Kylo takes Rey to Starkiller base, which is basically a huge mega-deathstar built into a planet. so, now we have yet another deathstar to destroy (Thanks, J.J.). Why do these imperial types insist on sinking vast amounts of resources into building these things? How the energy used to run this thing is collected doesn't make sense, and it doesn't really need to make sense. Something about sucking all the enegy out of a star until it goes out. It would have been cool if there was a Dyson Sphere in the vicinity or something, but it's Star Wars not Star Trek, let it go. The First Order begins using Starkiller Base's power to destroy the core worlds of the Republic. The resistance wants to destroy it. Han and Chewy volunteer to sneak in and plant the bombs. Leia tells Han to bring Ben back if he sees him. Finn tags along because he wants to rescue Rey.

Meanwhile Kylo is trying to use The Force to read Rey's mind and find out where the secret rebel base is. He fails get into her head, she fights him out and he runs off and has a hissy fit, smashing computer terminals with his lightsaber. Then Rey Jedi-mind-tricks a stormtrooper into letting her go. It takes a few tries but she succeeds, even though she had zero training in this sort of thing. And who played this Stormtrooper? It was Daniel Craig who dropped in on a day off from filming "Spectre". She Jedi-mind-tricked James Fucking Bond! Tell me that's not cool.

This brings us up to the touching father-son scene, and why I don't mourn for Han Solo. It was sad to see our favorite scruffy-looking nerf herder go, but, in death, trying to save his son, Han, our old scoundrel, commits the most beautiful, noble act in the whole movie. That's why I said in the beginning, that in a way, the father was redeemed. Now, who is going to redeem the son? Will it be the mother? Or another female kin?

Edit: I was thinking about Han's place in the movie. He was the elder hero from by-gone era who was there to guide Rey and Finn through the first part of their own separate Hero's Journeys. Co-incidentally, it was when they were ready to set out on their own, that he sacrificed his life against this chapter's black knight. In the end, Han became Obi Wan. Another circle completed.

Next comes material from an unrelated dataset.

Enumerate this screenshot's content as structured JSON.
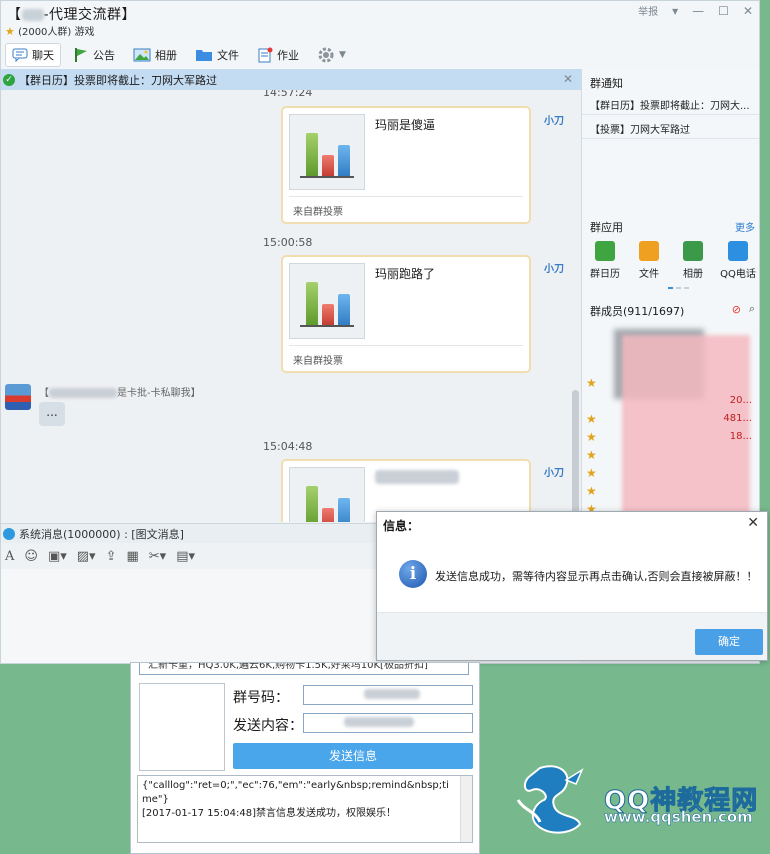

Kylo chases Rey and Finn into the woods. There is a big lightsaber fight. Luke's lightsaber seems to chose on it's own to fly into Rey's hand instead of Kylo's and she pretty much beats the shit out of him with it, because even with zero training, she's still more Jedi than he is. It was a brutal fight, and neither of them have the fighting skills of the Jedi and Sith of old days depicted in the prequels. Kylo lost the fight mentally before it even started, because he has no control of his emotions.

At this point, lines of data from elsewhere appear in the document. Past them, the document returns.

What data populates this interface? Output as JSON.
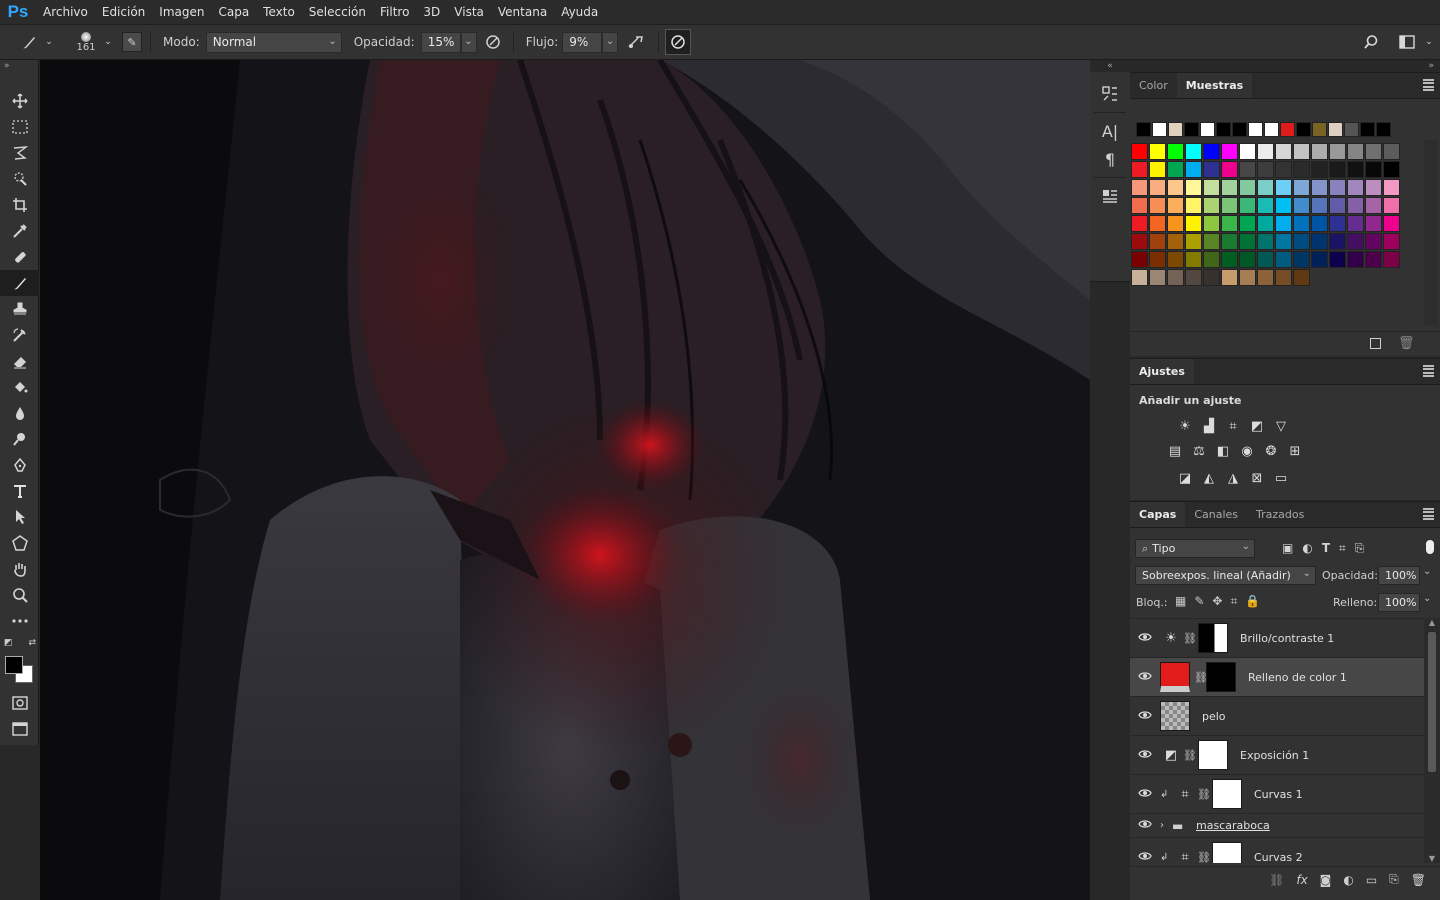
{
  "app": {
    "logo": "Ps",
    "menu": [
      "Archivo",
      "Edición",
      "Imagen",
      "Capa",
      "Texto",
      "Selección",
      "Filtro",
      "3D",
      "Vista",
      "Ventana",
      "Ayuda"
    ]
  },
  "options": {
    "brush_size": "161",
    "mode_label": "Modo:",
    "mode_value": "Normal",
    "opacity_label": "Opacidad:",
    "opacity_value": "15%",
    "flow_label": "Flujo:",
    "flow_value": "9%"
  },
  "tools": [
    "move-tool",
    "marquee-tool",
    "lasso-tool",
    "quick-selection-tool",
    "crop-tool",
    "eyedropper-tool",
    "healing-tool",
    "brush-tool",
    "stamp-tool",
    "history-brush-tool",
    "eraser-tool",
    "bucket-tool",
    "blur-tool",
    "dodge-tool",
    "pen-tool",
    "type-tool",
    "path-selection-tool",
    "shape-tool",
    "hand-tool",
    "zoom-tool",
    "more-tools"
  ],
  "active_tool": "brush-tool",
  "swatches_panel": {
    "tabs": [
      "Color",
      "Muestras"
    ],
    "active_tab": "Muestras",
    "recent": [
      "#000000",
      "#ffffff",
      "#e2d1bd",
      "#000000",
      "#ffffff",
      "#000000",
      "#000000",
      "#ffffff",
      "#ffffff",
      "#e01b1b",
      "#000000",
      "#7a6424",
      "#ddd0c0",
      "#555555",
      "#000000",
      "#000000"
    ],
    "grid": [
      [
        "#ff0000",
        "#ffff00",
        "#00ff00",
        "#00ffff",
        "#0000ff",
        "#ff00ff",
        "#ffffff",
        "#ebebeb",
        "#d6d6d6",
        "#c2c2c2",
        "#adadad",
        "#999999",
        "#858585",
        "#707070",
        "#5c5c5c"
      ],
      [
        "#ed1c24",
        "#fff200",
        "#00a651",
        "#00aeef",
        "#2e3192",
        "#ec008c",
        "#474747",
        "#3d3d3d",
        "#333333",
        "#2b2b2b",
        "#222222",
        "#1a1a1a",
        "#111111",
        "#080808",
        "#000000"
      ],
      [
        "#f7977a",
        "#f9ad81",
        "#fdc68a",
        "#fff799",
        "#c4df9b",
        "#a3d39c",
        "#82ca9d",
        "#7bcdc8",
        "#6ecff6",
        "#7ea7d8",
        "#8493ca",
        "#8882be",
        "#a187be",
        "#bc8dbf",
        "#f49ac2"
      ],
      [
        "#f26c4f",
        "#f68e55",
        "#fbaf5c",
        "#fff467",
        "#acd372",
        "#7cc576",
        "#3bb878",
        "#1abbb4",
        "#00bff3",
        "#438ccb",
        "#5574b9",
        "#605ca8",
        "#855fa8",
        "#a763a8",
        "#f06ea9"
      ],
      [
        "#ed1c24",
        "#f26522",
        "#f7941d",
        "#fff200",
        "#8dc73f",
        "#39b54a",
        "#00a651",
        "#00a99d",
        "#00aeef",
        "#0072bc",
        "#0054a6",
        "#2e3192",
        "#662d91",
        "#92278f",
        "#ec008c"
      ],
      [
        "#9e0b0f",
        "#a0410d",
        "#a36209",
        "#aba000",
        "#598527",
        "#1a7b30",
        "#007236",
        "#00746b",
        "#0076a3",
        "#004b80",
        "#003471",
        "#1b1464",
        "#440e62",
        "#630460",
        "#9e005d"
      ],
      [
        "#790000",
        "#7b2e00",
        "#7d4900",
        "#827b00",
        "#406618",
        "#005e20",
        "#005826",
        "#005952",
        "#005b7f",
        "#003663",
        "#002157",
        "#0d004c",
        "#32004b",
        "#4b0049",
        "#7b0046"
      ],
      [
        "#c7b299",
        "#998675",
        "#736357",
        "#534741",
        "#37302d",
        "#c69c6d",
        "#a67c52",
        "#8c6239",
        "#754c24",
        "#603913"
      ]
    ]
  },
  "adjustments_panel": {
    "title": "Ajustes",
    "subtitle": "Añadir un ajuste",
    "row1": [
      "brightness-icon",
      "levels-icon",
      "curves-icon",
      "exposure-icon",
      "vibrance-icon"
    ],
    "row2": [
      "hue-saturation-icon",
      "color-balance-icon",
      "black-white-icon",
      "photo-filter-icon",
      "channel-mixer-icon",
      "color-lookup-icon"
    ],
    "row3": [
      "invert-icon",
      "posterize-icon",
      "threshold-icon",
      "selective-color-icon",
      "gradient-map-icon"
    ]
  },
  "layers_panel": {
    "tabs": [
      "Capas",
      "Canales",
      "Trazados"
    ],
    "active_tab": "Capas",
    "filter_value": "Tipo",
    "blend_value": "Sobreexpos. lineal (Añadir)",
    "opacity_label": "Opacidad:",
    "opacity_value": "100%",
    "lock_label": "Bloq.:",
    "fill_label": "Relleno:",
    "fill_value": "100%",
    "layers": [
      {
        "name": "Brillo/contraste 1",
        "type": "adjustment",
        "icon": "brightness-icon",
        "selected": false,
        "clipped": false
      },
      {
        "name": "Relleno de color 1",
        "type": "fill",
        "selected": true,
        "clipped": false
      },
      {
        "name": "pelo",
        "type": "pixel",
        "selected": false,
        "clipped": false
      },
      {
        "name": "Exposición 1",
        "type": "adjustment",
        "icon": "exposure-icon",
        "selected": false,
        "clipped": false
      },
      {
        "name": "Curvas 1",
        "type": "adjustment",
        "icon": "curves-icon",
        "selected": false,
        "clipped": true
      },
      {
        "name": "mascaraboca",
        "type": "group",
        "selected": false,
        "clipped": false
      },
      {
        "name": "Curvas 2",
        "type": "adjustment",
        "icon": "curves-icon",
        "selected": false,
        "clipped": true
      }
    ]
  },
  "colors": {
    "accent": "#31a8ff",
    "fill_red": "#e21b1b",
    "foreground": "#000000",
    "background": "#ffffff"
  }
}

In the end, Rey sets off with Chewy to find the first Jedi temple and Luke.

I did some numbers here. This will make you feel old:
 In 1977, when Sir Alec Guiness played Obi Wan Kenobi, he was 63. Mark Hamill today is 64.

As Luke did when he landed on Dagobah, I expect Rey to argue and force a disinterested old master in exile, who saw the Jedi system fail under his watch, to train her. As Vader said, "The circle is now complete". No words were spoken in this scene, and none were necessary. The look on Rey's face said "goddamnit, you are going to take this lightsaber from my hand and help us". To reverse an old adage, when the master is ready, the student will appear.